Developers meeting at the Ubuntu Developer Summit, currently meeting in Seville,will discuss details of the new Ubuntu Mobile and Embedded project.

Ubuntu programmers will develop a mobile version of the Debian-based Linux operating system in collaboration with Intel, which plans a new low-power processor and chipset architecture designed to allow full Internet capability on mobile devices, according to a statement published on the Ubuntu website.

The move to offer a mobile and embedded version comes on the heels of a similar project that Intel is supporting: the Gnome Mobile & Embedded Initiative (GMAE), announced 19 April at the Embedded Linux Conference in Santa Clara, California. The initiative is open to developers, manufacturers and others interested in developing mobile device applications based on Gnome-based open-source components.

The summit is being organised by Canonical, the commercial sponsor of Ubuntu. South African entrepreneur Mark Shuttleworth initiated the project to create Ubuntu, based on Debian GNU/Linux, and founded Canonical in 2004. Canonical offers usage and basic support of the operating system for free, and additional services on commercial terms.

Overall, Ubuntu Linux appears to be gaining traction among users. Last week, Dell announced plans to pre-load Ubuntu on its forthcoming Linux PCs.

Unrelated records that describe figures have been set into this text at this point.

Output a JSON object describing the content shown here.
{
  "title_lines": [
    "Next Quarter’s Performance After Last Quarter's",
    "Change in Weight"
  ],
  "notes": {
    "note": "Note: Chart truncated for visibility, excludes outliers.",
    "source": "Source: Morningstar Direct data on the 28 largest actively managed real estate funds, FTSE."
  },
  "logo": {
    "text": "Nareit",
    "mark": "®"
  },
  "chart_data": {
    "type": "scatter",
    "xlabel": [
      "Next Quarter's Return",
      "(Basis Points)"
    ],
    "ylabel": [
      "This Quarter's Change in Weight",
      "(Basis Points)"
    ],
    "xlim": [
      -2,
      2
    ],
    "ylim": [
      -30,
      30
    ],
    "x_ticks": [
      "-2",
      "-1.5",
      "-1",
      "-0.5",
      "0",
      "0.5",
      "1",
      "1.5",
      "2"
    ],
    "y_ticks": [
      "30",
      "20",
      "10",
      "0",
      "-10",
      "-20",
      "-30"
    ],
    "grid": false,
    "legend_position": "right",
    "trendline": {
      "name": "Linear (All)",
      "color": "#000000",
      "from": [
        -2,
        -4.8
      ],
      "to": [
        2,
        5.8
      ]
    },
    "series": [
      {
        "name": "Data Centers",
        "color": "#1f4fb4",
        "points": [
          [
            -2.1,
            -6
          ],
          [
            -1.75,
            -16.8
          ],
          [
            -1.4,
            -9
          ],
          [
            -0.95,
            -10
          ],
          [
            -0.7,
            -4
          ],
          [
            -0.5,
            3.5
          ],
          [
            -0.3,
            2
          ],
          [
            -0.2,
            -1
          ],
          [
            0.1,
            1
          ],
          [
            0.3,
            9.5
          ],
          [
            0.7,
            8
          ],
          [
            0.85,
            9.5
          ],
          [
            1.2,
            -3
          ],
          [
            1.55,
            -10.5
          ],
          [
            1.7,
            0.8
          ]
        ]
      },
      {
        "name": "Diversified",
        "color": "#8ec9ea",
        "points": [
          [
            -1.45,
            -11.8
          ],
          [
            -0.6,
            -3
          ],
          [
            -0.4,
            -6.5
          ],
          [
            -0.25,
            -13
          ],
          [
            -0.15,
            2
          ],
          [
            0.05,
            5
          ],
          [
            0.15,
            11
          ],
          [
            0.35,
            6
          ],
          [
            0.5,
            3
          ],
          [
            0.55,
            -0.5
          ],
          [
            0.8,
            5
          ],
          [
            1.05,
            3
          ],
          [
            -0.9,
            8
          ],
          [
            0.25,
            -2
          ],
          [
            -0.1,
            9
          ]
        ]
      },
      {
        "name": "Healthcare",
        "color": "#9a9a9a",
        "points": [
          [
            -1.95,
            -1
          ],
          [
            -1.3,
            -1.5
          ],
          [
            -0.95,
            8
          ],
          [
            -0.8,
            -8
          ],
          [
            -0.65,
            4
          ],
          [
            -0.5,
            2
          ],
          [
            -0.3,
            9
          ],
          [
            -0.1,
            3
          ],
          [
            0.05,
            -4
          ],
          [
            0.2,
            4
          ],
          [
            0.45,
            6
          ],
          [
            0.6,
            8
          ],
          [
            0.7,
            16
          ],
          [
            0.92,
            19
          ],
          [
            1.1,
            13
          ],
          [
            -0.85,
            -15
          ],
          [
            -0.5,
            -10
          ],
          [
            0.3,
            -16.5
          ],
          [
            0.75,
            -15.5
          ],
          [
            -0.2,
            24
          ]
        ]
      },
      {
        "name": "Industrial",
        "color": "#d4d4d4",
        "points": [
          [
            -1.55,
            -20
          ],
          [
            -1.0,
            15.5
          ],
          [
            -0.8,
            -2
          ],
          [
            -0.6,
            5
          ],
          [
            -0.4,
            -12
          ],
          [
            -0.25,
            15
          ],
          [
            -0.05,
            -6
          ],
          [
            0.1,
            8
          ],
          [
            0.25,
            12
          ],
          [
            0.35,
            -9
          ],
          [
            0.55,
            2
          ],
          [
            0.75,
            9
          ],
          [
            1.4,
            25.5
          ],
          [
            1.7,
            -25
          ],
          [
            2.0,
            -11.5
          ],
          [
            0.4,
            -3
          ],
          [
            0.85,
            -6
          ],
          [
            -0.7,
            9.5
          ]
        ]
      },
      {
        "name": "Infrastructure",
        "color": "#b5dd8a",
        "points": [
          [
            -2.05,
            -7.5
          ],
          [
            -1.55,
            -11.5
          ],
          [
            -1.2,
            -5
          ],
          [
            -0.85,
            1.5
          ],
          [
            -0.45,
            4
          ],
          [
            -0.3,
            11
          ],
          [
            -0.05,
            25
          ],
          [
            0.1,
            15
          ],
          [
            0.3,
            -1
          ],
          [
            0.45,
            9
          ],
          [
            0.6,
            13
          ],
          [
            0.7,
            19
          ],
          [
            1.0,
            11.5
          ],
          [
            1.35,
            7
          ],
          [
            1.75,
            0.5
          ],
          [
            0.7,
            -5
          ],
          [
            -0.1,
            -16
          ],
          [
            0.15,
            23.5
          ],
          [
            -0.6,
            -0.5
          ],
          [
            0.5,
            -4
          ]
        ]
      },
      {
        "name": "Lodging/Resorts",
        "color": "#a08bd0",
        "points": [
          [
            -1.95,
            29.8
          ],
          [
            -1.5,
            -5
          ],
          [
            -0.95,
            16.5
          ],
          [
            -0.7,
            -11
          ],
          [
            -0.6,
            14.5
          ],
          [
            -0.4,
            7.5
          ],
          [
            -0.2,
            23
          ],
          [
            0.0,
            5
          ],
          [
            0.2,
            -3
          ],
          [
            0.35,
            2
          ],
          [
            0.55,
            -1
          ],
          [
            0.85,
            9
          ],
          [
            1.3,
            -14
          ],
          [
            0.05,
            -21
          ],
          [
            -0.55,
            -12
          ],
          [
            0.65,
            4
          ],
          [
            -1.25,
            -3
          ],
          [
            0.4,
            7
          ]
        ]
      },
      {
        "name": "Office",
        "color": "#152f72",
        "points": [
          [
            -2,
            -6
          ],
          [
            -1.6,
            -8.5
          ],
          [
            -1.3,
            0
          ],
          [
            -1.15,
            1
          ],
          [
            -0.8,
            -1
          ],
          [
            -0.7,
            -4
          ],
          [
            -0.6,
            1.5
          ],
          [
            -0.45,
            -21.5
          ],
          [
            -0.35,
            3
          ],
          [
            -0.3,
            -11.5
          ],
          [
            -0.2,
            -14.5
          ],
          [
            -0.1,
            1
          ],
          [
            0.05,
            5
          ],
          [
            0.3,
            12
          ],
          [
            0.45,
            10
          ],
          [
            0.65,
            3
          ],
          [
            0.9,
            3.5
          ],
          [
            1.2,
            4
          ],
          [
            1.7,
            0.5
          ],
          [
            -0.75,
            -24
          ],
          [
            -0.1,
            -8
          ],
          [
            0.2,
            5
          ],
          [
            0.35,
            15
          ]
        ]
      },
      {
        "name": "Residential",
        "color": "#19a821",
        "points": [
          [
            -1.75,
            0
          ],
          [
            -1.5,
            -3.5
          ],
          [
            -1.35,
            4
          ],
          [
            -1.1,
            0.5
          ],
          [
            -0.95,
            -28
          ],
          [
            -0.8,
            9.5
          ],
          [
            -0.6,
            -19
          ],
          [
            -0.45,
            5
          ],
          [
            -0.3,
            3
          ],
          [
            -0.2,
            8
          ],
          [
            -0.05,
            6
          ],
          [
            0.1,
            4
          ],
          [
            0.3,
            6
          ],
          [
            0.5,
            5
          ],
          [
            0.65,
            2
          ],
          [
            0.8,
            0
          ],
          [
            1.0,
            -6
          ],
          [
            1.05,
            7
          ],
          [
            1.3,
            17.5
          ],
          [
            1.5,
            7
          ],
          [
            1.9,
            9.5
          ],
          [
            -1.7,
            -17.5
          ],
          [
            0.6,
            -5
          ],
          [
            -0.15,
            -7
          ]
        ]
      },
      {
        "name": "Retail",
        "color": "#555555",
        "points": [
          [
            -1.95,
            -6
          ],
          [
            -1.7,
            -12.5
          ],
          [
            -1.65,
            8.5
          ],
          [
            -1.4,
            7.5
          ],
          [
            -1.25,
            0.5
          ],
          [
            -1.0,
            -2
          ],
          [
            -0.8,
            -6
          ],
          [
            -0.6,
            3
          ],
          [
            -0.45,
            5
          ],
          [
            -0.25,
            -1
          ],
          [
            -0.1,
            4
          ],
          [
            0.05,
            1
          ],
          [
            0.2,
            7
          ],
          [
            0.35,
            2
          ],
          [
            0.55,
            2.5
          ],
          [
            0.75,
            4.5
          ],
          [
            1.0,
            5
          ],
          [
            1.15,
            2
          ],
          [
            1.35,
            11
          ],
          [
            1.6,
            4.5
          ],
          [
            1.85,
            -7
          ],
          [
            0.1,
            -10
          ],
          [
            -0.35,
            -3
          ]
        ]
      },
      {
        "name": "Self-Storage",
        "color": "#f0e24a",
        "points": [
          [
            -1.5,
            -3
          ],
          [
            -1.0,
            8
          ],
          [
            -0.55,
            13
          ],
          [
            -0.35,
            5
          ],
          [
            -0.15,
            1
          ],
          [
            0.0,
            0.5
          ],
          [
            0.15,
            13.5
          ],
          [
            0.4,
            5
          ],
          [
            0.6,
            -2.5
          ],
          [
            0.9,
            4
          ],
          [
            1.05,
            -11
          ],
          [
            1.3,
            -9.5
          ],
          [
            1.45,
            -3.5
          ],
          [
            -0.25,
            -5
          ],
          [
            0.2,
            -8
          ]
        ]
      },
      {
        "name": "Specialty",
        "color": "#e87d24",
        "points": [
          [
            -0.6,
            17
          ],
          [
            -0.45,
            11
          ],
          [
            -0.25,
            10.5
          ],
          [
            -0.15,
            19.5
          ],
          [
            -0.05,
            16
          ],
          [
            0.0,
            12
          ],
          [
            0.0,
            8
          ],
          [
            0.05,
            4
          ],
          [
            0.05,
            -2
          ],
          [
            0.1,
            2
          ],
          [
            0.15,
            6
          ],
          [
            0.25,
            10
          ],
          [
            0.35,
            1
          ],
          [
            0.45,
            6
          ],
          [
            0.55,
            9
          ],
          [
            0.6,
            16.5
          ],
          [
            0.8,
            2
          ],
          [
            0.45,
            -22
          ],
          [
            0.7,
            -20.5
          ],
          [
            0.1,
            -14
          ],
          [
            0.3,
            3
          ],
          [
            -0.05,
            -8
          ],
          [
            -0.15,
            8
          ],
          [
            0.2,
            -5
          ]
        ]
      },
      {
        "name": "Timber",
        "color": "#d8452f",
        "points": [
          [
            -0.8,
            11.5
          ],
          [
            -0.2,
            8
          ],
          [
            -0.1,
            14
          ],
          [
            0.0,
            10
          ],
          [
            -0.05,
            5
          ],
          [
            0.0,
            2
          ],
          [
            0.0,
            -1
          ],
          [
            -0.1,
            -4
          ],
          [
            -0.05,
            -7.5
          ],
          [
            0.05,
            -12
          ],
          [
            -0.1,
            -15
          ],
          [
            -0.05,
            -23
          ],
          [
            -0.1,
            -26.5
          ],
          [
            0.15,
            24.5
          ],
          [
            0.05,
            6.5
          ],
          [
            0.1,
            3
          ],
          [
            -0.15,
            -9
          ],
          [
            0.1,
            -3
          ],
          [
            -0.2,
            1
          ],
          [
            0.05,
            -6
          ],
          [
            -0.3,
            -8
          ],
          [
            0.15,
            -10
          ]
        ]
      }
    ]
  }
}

The mobile edition is pencilled in for release in October, together with the new Ubuntu 7.10 version.

Although the use of Linux in smartphones is still comparatively low, accounting for only around 6 percent of the market for smartphone operating systems in 2006, demand for open source will increase as more handset makers move away from older proprietary phone operating systems, Nick Spencer, an analyst with Canalys.